In this statement Putin came closer to defining the ultimate goal of the war: to abolish the very existence of Ukraine. That is, not to overthrow the government; Not to achieve “military demilitarization”, whatever that means; Not to ensure that Ukraine stays out of NATO; not to get its consent to the partition of the Crimean peninsula, which it annexed, and the eastern regions, which it recognized as “independent”; From the map.It will be a punishment for daring to oppose the invading army.

Cancellation of a land of 44 million

The abolition of 44 million, the second largest country in Europe (after Russia), larger than France and Germany, is an act that has been tried very rarely in modern history, and only in its darkest periods, such as the abolition of Poland and Czechoslovakia in 1939; As the abolition of Kuwait by Saddam Hussein (1990).

The Soviet Union conquered four countries, which it recognized as independent, and annexed them.
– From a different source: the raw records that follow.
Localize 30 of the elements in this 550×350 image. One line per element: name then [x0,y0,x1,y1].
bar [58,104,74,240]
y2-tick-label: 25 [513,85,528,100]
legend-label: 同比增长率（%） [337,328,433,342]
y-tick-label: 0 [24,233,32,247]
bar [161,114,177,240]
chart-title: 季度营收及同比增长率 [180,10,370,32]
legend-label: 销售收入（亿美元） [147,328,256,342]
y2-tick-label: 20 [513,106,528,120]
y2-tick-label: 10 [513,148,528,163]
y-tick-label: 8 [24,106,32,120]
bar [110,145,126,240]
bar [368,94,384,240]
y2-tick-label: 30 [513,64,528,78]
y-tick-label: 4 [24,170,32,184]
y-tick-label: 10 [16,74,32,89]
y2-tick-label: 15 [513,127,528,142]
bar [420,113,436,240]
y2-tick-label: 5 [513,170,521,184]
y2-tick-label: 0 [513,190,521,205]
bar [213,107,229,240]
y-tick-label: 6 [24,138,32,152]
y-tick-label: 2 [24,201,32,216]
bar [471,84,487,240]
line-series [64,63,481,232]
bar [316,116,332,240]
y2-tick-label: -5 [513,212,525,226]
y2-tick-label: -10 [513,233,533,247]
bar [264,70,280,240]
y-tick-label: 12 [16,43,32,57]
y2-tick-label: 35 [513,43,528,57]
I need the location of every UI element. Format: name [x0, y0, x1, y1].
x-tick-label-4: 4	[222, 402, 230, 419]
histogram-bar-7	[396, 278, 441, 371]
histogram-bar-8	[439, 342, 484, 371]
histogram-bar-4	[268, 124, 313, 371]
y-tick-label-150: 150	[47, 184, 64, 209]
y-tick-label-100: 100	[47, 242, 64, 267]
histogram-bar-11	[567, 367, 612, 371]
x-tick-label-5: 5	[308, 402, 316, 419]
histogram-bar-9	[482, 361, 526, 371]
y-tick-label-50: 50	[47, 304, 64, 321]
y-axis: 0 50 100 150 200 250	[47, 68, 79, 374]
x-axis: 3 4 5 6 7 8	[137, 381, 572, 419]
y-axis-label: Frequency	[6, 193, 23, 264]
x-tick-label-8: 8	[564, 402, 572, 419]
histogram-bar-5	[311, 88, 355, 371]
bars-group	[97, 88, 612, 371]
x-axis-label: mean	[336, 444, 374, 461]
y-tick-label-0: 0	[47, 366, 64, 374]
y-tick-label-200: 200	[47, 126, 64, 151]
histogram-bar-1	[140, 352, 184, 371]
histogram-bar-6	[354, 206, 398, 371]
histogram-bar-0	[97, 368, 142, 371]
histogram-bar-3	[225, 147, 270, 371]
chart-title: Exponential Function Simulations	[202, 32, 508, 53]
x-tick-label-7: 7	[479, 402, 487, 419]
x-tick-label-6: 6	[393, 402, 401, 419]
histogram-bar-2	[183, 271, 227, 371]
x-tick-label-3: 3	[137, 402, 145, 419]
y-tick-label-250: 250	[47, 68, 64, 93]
But it nominally maintained the separate framework of their existence, turning them into “Soviet republics.” The four were Georgia (in 1921), and the three in the Baltics, Lithuania, Latvia and Estonia (in 1940). But this time it seems Putin intends to erase every trace of a separate existence, because he denies the historical justification of such an existence. He may be thinking of a return to the territorial order that preceded World War I, when Ukraine did not exist at all as such, and on its territory were administrative districts (“governors”), headed by central government officials, not elected representatives.

It is not easy to abolish a country, but in the last week so many kinds of taboos have been removed in international relations that we may be getting used to it.